32. This Court is of the view that the further restraint order is unjustified, after directing the appellants to furnish cash security to the tune of Rs.50.00 crores along with interest @ 18% per annum. 33. It is submitted that arbitration proceedings have already commenced. Hence, taking into consideration the scope of Section 9 in terms of the law laid down in the case of ESSAR HOUSE supra, and the terms and conditions of the MOU entered into between the parties, this Court is of the view the order directing deposit Rs.50.00 crores by the appellants is to be upheld. 34. The appellants shall furnish security of immovable property to secure payment of interest @ 18% per annum on Rs.50.00 crore from the date of payment till the date of furnishing security, to the satisfaction of the District Court. 35. The payment of Rs.50.00 crores and security for the interest amount referred to above shall be furnished within four weeks from today.
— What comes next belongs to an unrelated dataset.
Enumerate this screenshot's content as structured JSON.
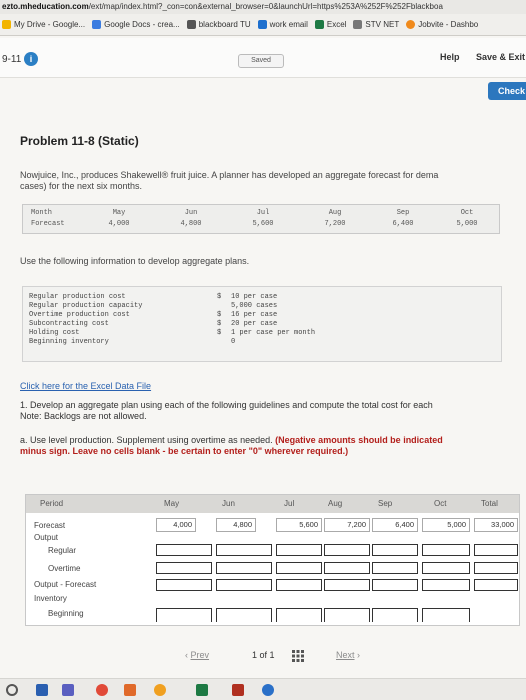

On compliance of the aforesaid order, the restraint order granted by the District Court restraining alienation shall stand vacated. 36. The amount to be deposited in Court shall be kept in Fixed deposit till the conclusion of the arbitral proceeding and the same, along with interest shall be disbursed in terms of the final award of the arbitrator. 37. This Court has not expressed anything on the merits of the case. The observations made in this appeal are only confined to the merits of Section 9 petition. All the contentions of the parties, including maintainability of the dispute before the arbitrator, non compliance of the obligations of the respondents under the MOU and supplementary agreement are kept open. 38. Hence the following, ORDER Impugned order dated 29.10.2022 in A.A.No.2/2022 on the file of VIII Additional District Court, Bengaluru rural is partly modified in the above said terms. Appeal is partly allowed.